User Clustering
1. Overview
User Clustering is a way to divide users who meet certain properties and behavioral characteristics into a group, and to study and analyze the group.
In the analysis model of TapDB, "account" and "device" are used as query subjects, and "account" and "device" are also supported as subjects in user clustering.
Currently, we support 3 types of user clustering: "Conditional Clustering", "ID Clustering" and "Result Clustering".
2. Applicable Scene
Roles | Usage |
---|---|
Analyst/business person | Segmenting specific user groups for focused analysis, troubleshooting, or exporting user lists, etc. |
3. Creating User Clustering
3.1 Conditional Clustering
Select "New sub-group" and "New Condition group" in the upper right corner of the subgroup page. Please pay attention to the progress here.
This page is divided into two parts: "basic information" and "Group rules".
On the "basic information" page, enter or select "Group display name, Group, Group name, Update method, and Remark" in order.
Group display name: displayed in the group list and analysis page, which is the basis for business personnel to identify subgroups.
Group: support "account" or "device", choose according to the business scenario.
Group name: It is the unique identification of the subgroup stored in the system background, and can be named as the parameter name with business meaning for the convenience of data analysts to query the database table directly.
The update method is divided into "Manually" and "cycle". "Manually" means that the system will not automatically update the user group after the first calculation is completed, and users need to update manually; "cycle" means that the system will update the user group after 0:00 every day, taking the previous day as the base, and you can set the update delay to ensure that all the data of the previous day are received to ensure data integrity.
In the "Group Rules" page, the rules are divided into two parts: "User attribute satisfaction" and "User behavior satisfaction", and you can switch the "and or" relationship between the two parts.
In the "User behavior satisfaction" section, the attribute conditions are set based on the selected subgroup subject, and each attribute condition can switch the "and or" relationship.
In the "User behavior satisfaction" section, it can be divided into two categories: "Never done event" and "done event", and both conditions can be added multiple times.
"Never done event" means that the user has not done the behavior in the selected time period.
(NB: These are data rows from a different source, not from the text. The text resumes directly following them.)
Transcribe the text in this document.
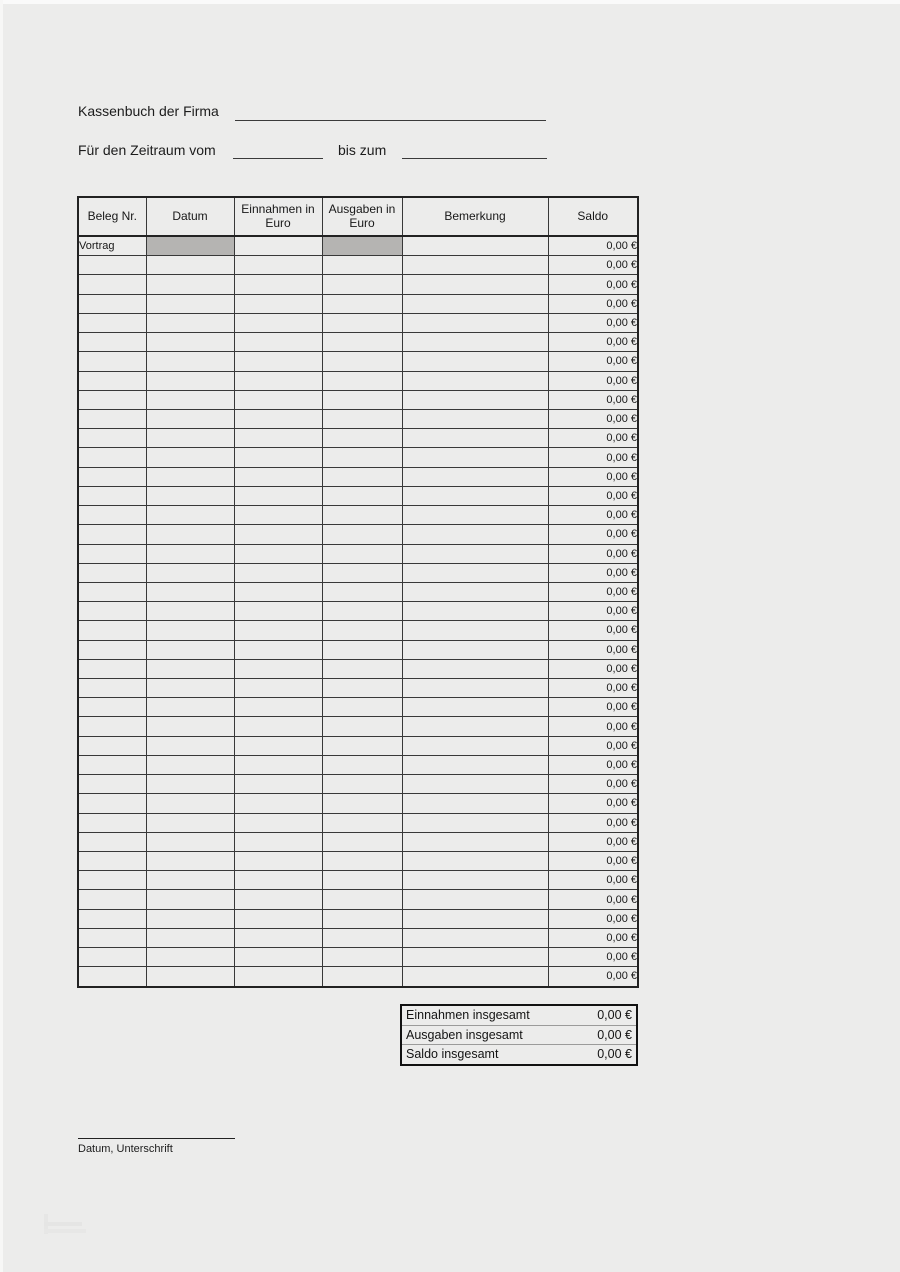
Kassenbuch der Firma
Für den Zeitraum vom	bis zum
Beleg Nr.	Datum	Einnahmen in Euro	Ausgaben in Euro	Bemerkung	Saldo
Vortrag					0,00 €
					0,00 €
					0,00 €
					0,00 €
					0,00 €
					0,00 €
					0,00 €
					0,00 €
					0,00 €
					0,00 €
					0,00 €
					0,00 €
					0,00 €
					0,00 €
					0,00 €
					0,00 €
					0,00 €
					0,00 €
					0,00 €
					0,00 €
					0,00 €
					0,00 €
					0,00 €
					0,00 €
					0,00 €
					0,00 €
					0,00 €
					0,00 €
					0,00 €
					0,00 €
					0,00 €
					0,00 €
					0,00 €
					0,00 €
					0,00 €
					0,00 €
					0,00 €
					0,00 €
					0,00 €
Einnahmen insgesamt	0,00 €
Ausgaben insgesamt	0,00 €
Saldo insgesamt	0,00 €
Datum, Unterschrift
"Done event" means that the user has done the behavior in the selected event period, and the results of the behavior can be filtered.
3.2 ID Clustering
Select "New sub-group" and "Upload ID group" in the upper right corner of the subgroup page.
Upload the ID file on the current page, and the system will correlate the IDs in the file with the existing user data in the system according to the selected "group subject" to find the eligible users.
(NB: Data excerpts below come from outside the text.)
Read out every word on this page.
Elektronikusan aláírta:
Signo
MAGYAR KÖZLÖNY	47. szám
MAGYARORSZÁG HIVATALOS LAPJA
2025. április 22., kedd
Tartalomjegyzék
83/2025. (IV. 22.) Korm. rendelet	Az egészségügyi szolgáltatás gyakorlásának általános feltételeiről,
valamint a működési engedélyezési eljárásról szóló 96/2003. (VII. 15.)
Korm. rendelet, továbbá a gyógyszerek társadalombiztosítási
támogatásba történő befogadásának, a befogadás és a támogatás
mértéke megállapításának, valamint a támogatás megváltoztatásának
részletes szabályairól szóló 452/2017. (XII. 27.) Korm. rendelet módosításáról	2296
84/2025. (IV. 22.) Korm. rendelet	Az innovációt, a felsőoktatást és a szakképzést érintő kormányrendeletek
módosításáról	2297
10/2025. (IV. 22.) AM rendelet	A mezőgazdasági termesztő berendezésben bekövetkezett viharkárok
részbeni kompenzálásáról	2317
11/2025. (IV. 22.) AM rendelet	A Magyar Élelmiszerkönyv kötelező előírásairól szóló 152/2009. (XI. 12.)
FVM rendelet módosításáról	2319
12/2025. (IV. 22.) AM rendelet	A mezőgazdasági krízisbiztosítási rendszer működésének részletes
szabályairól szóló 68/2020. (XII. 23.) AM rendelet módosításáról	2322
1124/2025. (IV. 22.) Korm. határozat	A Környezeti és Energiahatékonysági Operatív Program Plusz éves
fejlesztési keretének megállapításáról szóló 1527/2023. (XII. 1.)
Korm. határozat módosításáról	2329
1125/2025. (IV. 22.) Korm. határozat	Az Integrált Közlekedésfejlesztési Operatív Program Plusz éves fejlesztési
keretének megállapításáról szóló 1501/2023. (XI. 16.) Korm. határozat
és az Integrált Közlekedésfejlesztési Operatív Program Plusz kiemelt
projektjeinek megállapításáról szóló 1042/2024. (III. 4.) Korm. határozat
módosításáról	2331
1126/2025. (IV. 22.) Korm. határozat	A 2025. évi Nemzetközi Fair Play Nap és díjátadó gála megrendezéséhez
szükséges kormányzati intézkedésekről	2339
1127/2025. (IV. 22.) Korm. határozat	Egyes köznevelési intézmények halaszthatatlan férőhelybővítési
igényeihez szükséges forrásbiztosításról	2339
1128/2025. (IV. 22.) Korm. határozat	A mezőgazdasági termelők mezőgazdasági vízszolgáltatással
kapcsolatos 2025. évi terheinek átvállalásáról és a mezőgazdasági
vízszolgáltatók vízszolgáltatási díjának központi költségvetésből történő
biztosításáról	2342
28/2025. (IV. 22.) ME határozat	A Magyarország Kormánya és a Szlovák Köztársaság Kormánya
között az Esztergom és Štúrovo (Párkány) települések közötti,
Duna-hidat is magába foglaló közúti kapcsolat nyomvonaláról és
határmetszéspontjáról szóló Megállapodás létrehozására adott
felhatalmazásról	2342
File format requirements: one ID per line, CSV file encoded in UTF-8 format. If there is an unmatched item in the upload (i.e. a user with this ID does not exist in the project), the item will be skipped and will not be included in the group. The template can be downloaded as a reference.
3.3 Result Clustering
In each analysis model, if the indicator is the number of users (e.g. "number of triggered users" in event analysis, retained or churned users in a segment of retention or funnel analysis), you can create groups by clicking "New result groups" in the result report.
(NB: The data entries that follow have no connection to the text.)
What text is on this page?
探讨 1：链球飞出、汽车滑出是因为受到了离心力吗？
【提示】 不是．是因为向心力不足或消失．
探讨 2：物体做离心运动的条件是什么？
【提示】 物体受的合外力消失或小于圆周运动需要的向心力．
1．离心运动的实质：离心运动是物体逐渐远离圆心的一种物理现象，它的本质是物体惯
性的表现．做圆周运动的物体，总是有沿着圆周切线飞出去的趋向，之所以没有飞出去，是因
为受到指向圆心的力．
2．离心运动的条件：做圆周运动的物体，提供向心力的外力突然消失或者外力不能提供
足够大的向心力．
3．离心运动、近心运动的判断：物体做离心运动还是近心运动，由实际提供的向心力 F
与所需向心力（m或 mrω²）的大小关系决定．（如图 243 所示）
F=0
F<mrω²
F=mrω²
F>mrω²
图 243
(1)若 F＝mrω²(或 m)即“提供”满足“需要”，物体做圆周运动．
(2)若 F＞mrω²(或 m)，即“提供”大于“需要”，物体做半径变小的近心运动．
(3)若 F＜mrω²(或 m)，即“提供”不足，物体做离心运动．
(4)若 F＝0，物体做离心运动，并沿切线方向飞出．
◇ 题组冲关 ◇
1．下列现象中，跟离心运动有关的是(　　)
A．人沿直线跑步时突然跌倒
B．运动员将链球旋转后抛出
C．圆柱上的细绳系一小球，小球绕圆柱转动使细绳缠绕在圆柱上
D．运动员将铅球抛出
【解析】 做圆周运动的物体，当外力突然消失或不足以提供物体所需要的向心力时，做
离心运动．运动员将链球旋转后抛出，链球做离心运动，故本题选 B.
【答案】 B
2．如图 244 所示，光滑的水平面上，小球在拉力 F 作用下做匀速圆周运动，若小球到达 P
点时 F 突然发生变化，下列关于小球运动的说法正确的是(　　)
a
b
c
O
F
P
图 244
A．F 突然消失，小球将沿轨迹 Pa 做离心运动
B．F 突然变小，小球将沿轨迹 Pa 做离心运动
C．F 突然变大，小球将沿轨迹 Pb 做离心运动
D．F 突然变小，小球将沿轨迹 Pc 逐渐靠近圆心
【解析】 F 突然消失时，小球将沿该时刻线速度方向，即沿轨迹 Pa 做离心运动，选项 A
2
You can set the name and remark of the resulting group.
You can't modify and update the rules of resulting group, you can only modify the name and remark.
4. Various Operations
The created clusters are displayed as a list on the user clustering page.
Users can view, edit, delete, update, download, and copy operations on the cluster, as follows.
Operation | Location | Effect |
---|---|---|
View | Name | View cluster Details |
Edit | Action bar | Enter the Edit cluster popup |
Delete | Action Bar | Delete cluster |
Update | Action bar | Manually start the cluster calculation and update the cluster results |
Download | Action bar | Download the list of users with the current cluster results |
Copy | Action bar | Create a new cluster with the same parameters as the current one |
5. Using User Clustering
5.1 Focusing or excluding some users
Focusing on high-value users who meet certain criteria, such as: those who pay more than $100, so as to target strong paying users in the analysis model and understand their behavioral characteristics.
Excluding suspicious users that meet specific conditions, such as: devices that have been active on the same device for more than 3 accounts, you can exclude such studio devices without affecting the analysis results of normal users.
5.2 User data import and export
Import external user data into the system to create cluster, such as: the company already has a group of users and devices with high paying ability in other game projects, so it can be imported to explore their active and paying situation in this project and better guide potential high paying users to pay.
Download the cluster results as the basis of operation in other systems, such as: exporting suspected studio devices, accounts, and then punishing and banning them in the game operation system.
5.3 The analysis results of the drill-down analysis
The result cluster is based on the report of the analytic model and is therefore well suited as a basis for drill-down analysis.
For example, the funnel analysis calculates the funnel conversion of users browsing products, initiating orders, and paying for orders, and finds that a large number of users are lost after initiating orders. In this case, the result cluster of the lost users can be analyzed to explore the reasons why they initiated orders but did not pay successfully by analyzing the attributes and behaviors.